Back in the mess hall there was uproar. As soon as I walked in, Leontius called me over. ‘Did you see Grati
an’s face? Whoever told him the garrison is loyal is in for a drubbing.’
The cadet beside him, a broad youth with lank brown hair who was in with the wrestling set, chimed in with, ‘They may as well have had “Magnentius” written on their shields, the dogs. I say Gratian should ship them all off to the Persian frontier to teach them a lesson.’
Leontius gave him a shove and said, ‘Shut up, Marius.’ But I saw a fleeting veiled look pass between them – a look that was new to me, but which I should soon come to know.
I sat down with them on the bench. That morning, while we were up at the fort, another messenger had arrived from Gaul. I asked what news there was.
‘Only this,’ said Leontius frowning; and he went on to tell me what had happened the night Constans was deposed.

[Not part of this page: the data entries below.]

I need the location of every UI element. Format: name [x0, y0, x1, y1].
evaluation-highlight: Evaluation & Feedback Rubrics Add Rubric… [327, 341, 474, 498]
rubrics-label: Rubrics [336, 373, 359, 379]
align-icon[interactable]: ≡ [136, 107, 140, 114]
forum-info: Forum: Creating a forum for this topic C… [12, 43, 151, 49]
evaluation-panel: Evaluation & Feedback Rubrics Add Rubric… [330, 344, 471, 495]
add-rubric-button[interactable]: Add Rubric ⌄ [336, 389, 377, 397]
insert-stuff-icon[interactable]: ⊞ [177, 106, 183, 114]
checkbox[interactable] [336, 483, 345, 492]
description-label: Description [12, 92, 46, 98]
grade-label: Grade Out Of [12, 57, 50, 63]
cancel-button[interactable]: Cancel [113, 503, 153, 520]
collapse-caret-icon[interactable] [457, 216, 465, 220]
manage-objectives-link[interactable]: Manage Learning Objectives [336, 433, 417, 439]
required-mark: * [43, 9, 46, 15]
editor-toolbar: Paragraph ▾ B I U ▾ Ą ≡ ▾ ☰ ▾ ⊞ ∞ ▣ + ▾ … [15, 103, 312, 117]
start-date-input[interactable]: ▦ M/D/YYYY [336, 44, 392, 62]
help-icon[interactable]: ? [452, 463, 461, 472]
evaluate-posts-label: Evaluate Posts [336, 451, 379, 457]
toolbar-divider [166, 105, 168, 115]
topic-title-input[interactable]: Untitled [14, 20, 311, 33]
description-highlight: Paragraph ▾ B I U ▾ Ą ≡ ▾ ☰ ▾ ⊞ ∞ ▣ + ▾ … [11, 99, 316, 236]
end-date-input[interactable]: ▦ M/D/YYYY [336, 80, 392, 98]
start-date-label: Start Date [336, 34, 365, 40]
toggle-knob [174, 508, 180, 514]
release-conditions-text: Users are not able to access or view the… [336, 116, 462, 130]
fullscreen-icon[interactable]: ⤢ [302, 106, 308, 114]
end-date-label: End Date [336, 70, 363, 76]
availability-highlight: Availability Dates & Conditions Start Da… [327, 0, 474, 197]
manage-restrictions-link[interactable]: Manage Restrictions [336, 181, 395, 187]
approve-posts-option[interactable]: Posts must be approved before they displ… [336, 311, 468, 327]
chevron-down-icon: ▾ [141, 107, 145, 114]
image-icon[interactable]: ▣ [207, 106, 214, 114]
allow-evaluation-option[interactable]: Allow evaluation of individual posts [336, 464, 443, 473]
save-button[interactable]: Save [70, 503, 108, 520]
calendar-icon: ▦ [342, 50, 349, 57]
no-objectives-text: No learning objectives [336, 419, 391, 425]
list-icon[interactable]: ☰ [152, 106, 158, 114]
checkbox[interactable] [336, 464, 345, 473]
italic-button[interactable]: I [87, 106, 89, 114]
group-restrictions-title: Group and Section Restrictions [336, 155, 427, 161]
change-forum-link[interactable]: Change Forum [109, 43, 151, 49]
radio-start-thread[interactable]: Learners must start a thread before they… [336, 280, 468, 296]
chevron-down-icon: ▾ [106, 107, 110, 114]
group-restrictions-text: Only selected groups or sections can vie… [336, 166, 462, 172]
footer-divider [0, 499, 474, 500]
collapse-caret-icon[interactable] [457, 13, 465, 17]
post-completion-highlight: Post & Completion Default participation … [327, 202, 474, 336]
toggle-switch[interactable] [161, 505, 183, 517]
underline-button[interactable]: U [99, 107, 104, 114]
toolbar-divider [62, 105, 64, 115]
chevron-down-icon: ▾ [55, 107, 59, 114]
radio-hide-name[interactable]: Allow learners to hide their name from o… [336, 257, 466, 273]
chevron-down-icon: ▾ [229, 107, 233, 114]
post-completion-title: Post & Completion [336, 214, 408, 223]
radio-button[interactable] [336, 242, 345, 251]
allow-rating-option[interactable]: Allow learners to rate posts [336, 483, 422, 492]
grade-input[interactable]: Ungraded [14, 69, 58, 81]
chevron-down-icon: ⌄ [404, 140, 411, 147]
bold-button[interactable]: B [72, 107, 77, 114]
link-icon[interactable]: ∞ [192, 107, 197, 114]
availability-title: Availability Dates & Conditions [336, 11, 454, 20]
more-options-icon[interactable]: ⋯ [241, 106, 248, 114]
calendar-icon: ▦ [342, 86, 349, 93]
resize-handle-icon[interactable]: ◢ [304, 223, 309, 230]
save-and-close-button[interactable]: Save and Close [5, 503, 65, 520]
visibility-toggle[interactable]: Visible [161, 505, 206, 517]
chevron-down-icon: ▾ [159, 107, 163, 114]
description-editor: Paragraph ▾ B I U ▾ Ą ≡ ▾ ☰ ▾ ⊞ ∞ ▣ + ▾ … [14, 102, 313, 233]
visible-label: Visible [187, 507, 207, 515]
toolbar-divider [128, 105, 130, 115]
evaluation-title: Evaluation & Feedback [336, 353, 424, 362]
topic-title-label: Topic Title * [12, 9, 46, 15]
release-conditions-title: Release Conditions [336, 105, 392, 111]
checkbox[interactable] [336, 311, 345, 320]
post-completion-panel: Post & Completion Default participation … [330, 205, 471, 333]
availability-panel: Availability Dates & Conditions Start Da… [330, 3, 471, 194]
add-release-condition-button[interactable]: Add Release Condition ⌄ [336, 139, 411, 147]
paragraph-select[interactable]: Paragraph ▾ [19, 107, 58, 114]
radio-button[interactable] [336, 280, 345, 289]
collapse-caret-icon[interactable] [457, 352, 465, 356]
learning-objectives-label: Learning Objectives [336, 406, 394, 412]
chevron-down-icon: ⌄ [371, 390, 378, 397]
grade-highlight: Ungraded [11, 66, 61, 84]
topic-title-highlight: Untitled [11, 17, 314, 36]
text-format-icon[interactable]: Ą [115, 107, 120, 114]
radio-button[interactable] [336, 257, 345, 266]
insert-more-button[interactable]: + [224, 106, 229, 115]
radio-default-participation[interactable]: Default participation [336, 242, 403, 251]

Magnentius, he said, had waited till his tour of duty brought him to Autun, where that year Constans was wintering. On an appointed night, he invited the foremost men of the court to a banquet; they feasted late, and Magnentius made sure the wine flowed freely. When the party was at its height, he withdrew on some pretext, changed his clothes, and returned clad in imperial purple and wearing the diadem.
‘He must have had supporters there, waiting for the moment. It was all rehearsed. As soon as he appeared they all cried out, hailing him as Augustus and emperor.’ The other guests, drunk, and bewildered at this spectacle, had gone along with the prevailing mood and added their own voices. Then the guards beyond the door were called in, and were asked to take the oath of loyalty; after that the city gates were sealed, and Magnentius spent the rest of the night securing the garrison, the treasury, and the imperial palace.
‘But where was Constans all this while?’ I asked.
‘Away; out of the city, hunting.’
‘Ah, hunting.’ I raised my brow and nodded; and this was enough to draw down on me a grim line of Pannonian faces, glaring from along the length of the mess table.
After that, I returned my attention to my food and said no more. It was later, from Catius the Spaniard, that I heard how Constans had met his end.